Back home, I summoned his younger brother into the living room. “Sit down,” I told him. “We are going to watch Captain Marvel together. I have been waiting to watch this since I was 8 years old.”
I inserted the first cassette into the video player, and sat back with a beating heart. The film began. I was pleased to see that the quality of the picture was as good as it could possibly be – clearly, the video had been recorded by a professional. Unfortunately, the film was shit. This was made clear by my son’s unabashed hysteria. At one point, Billy Batson, Captain Marvel’s alter ego, utters the magic word “Shazam!”, transforming him into the titular hero. Lighting flashes, smoke fills the screen, and Captain Marvel appears in all his tight-wearing glory, before suddenly leaping into the air and flying out of a window. “Oh my God,” said one of my sons, putting unwanted words into Captain Marvel’s mouth, “My balls are showing.”
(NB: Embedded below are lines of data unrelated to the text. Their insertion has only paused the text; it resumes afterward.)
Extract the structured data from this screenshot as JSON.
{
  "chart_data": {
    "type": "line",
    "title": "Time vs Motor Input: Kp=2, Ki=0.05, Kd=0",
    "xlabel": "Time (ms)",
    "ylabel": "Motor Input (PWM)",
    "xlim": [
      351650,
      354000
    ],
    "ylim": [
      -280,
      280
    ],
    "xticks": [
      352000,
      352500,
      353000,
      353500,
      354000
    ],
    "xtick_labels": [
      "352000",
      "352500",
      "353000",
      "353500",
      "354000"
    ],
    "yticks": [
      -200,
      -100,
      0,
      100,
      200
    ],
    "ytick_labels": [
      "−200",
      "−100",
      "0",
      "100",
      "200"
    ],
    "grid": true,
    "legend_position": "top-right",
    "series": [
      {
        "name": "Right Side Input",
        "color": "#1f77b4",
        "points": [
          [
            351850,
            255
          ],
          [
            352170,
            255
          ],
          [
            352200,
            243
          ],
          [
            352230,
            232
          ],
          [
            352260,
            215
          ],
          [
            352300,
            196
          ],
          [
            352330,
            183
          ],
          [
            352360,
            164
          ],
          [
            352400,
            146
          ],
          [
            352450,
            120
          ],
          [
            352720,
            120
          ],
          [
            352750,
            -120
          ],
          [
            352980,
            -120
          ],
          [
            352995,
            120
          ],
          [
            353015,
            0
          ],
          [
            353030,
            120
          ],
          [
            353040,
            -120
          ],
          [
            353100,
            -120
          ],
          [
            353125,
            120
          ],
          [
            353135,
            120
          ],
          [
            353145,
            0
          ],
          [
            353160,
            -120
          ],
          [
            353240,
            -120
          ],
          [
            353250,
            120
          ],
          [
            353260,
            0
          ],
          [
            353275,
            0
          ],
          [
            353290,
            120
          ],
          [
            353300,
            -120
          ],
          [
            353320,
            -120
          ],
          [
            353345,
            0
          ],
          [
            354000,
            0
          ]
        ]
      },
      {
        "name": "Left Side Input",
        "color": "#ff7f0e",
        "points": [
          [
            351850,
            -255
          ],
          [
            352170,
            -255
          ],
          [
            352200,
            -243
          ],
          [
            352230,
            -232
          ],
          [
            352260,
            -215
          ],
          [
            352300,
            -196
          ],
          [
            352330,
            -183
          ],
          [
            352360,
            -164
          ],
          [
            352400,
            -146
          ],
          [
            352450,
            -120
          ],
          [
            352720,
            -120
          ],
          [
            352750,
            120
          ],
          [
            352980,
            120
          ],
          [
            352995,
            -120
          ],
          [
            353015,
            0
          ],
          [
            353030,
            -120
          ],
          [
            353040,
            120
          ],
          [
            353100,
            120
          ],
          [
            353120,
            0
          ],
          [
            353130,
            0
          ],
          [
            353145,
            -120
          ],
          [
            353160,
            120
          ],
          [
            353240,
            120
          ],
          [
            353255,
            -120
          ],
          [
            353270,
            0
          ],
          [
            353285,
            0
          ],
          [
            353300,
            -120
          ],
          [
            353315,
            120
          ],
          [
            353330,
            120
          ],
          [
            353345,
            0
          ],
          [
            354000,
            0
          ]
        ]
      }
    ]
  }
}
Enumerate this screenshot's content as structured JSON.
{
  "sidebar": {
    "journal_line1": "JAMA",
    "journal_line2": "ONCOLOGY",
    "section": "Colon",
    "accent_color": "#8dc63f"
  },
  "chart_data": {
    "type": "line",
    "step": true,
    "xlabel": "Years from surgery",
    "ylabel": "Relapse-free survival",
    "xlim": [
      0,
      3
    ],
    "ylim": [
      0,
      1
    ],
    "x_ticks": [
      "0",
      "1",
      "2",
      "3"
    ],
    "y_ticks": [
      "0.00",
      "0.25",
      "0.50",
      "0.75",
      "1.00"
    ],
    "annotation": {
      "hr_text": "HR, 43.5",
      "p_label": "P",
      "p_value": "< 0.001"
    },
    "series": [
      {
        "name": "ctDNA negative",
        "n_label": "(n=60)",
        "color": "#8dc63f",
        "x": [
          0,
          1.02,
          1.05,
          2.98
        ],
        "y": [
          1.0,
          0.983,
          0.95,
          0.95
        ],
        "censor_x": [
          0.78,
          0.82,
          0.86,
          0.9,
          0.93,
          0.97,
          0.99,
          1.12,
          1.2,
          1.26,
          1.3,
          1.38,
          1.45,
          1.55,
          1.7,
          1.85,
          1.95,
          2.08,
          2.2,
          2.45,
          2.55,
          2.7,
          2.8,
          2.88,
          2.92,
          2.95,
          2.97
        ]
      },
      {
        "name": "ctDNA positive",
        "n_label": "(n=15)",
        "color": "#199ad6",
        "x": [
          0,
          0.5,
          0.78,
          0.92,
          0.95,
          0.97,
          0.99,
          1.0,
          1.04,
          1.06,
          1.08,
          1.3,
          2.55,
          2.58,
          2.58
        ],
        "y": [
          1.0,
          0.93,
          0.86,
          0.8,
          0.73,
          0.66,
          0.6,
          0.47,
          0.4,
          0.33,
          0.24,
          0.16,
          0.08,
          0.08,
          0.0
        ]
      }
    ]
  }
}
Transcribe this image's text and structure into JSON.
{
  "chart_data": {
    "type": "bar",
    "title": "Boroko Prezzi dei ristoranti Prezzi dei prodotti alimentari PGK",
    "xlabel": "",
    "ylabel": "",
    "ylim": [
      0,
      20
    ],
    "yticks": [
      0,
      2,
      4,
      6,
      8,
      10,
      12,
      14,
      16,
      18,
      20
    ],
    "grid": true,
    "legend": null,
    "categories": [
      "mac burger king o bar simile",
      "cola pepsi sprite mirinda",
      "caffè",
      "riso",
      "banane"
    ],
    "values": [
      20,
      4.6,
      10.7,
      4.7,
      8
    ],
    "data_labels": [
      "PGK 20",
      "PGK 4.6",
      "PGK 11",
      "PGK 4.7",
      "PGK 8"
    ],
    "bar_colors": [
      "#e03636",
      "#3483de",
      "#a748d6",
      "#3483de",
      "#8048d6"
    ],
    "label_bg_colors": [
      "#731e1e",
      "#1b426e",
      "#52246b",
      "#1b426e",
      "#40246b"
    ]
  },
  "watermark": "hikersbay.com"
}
I stuck it out for as long as I could (as did Captain Marvel), before wearily giving in. This happened when Captain Marvel, appearing in a room full of thugs and gangsters, stood proud and defiant as they emptied their revolvers into him, their useless bullets bouncing off his impregnable chest. Then, just as he takes a step towards them, another thug hits him on the back of the head with a wooden chair, and down he goes, smiling and unconscious.
Following which I gave up on Captain Marvel. As did my kids. But we still love Batman.